As the sun went down and the New York noise grew louder and more anarchic, the two men threw haymakers at each other for the last three sets. Each punch that Delpo landed, and each mistake that Thiem made, drew a roar louder than the last—never has the word “loco” been uttered in the press section as often as it was on this evening.

Thiem, a middleweight attempting to stand up to a heavyweight, grew increasingly desperate under the strain. Always a contortionist on court, he tried to swing harder and leap higher than ever—the trouble was, his energy was going upward instead of forward. In the fourth set he had two match points, but Delpo erased them both with aces. As the fifth set began, it felt like the night, the crowd, and his opponent were all closing in on Thiem.

Yet it was a measure of how special this match was that even the loser, the man who had been cheered against for hours, could appreciate it.

“It was a great atmosphere,” Thiem said, in one of the quotes of the year. “I mean, we’re not playing every day in an atmosphere like this.
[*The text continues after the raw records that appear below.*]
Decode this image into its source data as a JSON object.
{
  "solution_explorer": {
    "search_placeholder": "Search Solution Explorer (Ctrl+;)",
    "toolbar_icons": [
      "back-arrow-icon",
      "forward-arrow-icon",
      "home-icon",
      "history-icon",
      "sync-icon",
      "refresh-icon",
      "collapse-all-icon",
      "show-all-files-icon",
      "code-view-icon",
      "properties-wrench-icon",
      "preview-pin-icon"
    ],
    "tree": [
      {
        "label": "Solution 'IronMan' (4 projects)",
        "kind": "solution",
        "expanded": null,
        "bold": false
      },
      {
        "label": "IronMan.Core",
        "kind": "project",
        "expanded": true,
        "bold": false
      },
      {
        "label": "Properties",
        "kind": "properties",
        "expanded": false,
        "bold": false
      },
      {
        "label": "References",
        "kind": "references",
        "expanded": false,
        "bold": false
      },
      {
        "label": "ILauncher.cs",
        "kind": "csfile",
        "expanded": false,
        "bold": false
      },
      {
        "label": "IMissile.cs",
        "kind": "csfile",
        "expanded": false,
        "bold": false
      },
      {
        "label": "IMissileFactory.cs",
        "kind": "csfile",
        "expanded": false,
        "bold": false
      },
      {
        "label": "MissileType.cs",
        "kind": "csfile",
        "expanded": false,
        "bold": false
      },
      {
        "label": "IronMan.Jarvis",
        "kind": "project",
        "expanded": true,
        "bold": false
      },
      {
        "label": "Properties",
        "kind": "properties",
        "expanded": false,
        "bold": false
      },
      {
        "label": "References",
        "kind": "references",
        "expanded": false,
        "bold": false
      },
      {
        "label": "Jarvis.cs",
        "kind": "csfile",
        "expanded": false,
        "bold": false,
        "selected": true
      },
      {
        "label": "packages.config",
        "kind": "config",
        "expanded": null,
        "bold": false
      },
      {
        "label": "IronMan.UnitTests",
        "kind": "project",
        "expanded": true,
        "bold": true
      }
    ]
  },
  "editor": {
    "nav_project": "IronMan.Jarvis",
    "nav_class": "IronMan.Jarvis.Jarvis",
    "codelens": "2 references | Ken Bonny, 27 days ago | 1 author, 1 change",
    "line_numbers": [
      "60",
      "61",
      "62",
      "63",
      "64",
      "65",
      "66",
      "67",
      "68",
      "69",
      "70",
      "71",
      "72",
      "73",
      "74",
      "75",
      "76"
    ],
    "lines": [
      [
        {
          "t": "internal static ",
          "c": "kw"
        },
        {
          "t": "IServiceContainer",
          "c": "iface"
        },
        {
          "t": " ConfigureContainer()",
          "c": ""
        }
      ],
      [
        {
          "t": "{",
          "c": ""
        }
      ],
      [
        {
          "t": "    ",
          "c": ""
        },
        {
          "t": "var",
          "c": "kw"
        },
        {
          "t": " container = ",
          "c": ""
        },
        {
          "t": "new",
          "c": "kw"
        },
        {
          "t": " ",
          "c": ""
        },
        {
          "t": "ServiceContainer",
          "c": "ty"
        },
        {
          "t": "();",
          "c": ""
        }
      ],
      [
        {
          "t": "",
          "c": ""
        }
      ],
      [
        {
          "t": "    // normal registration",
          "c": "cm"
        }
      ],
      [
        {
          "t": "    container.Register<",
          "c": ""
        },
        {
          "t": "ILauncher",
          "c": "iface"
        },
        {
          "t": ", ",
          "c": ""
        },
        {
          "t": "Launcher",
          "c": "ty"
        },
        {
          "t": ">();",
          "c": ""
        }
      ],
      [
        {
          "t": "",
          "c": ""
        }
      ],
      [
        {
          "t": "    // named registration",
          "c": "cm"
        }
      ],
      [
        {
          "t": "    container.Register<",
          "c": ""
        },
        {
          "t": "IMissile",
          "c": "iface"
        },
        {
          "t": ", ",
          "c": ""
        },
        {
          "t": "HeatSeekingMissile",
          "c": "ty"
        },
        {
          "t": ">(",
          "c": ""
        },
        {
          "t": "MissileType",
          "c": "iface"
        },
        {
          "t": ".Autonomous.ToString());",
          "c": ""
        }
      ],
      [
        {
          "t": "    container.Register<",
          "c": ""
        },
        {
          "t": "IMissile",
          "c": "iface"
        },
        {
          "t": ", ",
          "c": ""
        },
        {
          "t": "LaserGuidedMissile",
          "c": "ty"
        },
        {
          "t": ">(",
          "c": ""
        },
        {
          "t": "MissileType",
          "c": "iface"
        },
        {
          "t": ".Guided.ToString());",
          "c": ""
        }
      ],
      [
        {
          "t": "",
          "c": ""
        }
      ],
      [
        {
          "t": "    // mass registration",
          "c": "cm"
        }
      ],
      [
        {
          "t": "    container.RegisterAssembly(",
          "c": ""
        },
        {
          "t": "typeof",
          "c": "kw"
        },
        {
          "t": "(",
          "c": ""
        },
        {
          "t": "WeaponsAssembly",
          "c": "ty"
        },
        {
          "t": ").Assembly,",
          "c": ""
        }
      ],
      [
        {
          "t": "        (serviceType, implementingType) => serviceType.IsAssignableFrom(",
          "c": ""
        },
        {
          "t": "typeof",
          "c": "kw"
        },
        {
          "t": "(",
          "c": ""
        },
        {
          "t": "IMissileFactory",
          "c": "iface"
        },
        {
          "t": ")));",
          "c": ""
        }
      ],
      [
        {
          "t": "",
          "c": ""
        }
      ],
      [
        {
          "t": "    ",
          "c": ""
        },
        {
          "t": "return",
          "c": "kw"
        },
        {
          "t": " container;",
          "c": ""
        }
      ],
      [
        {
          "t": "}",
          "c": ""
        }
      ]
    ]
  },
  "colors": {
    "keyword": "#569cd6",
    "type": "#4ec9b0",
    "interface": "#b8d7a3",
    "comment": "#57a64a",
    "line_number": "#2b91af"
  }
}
I was enjoying it, actually.”

Del Potro, who stood with his arms raised, soaking in the crowd love when it was over, enjoyed it a good deal more. His unlikely comeback would change the course of the tournament; he would go on to beat Roger Federer in the next round, helping pave the way to the title for the man who subsequently beat him in the semis, Rafael Nadal. Would Thiem have knocked Federer out in the quarters? I wouldn’t have bet on it.

This match was about Delpo the personality as much as Delpo the athlete. More than other players, he invites the crowd into his matches, and invites fans to join his side in the fight. This time they carried him farther than they ever had before.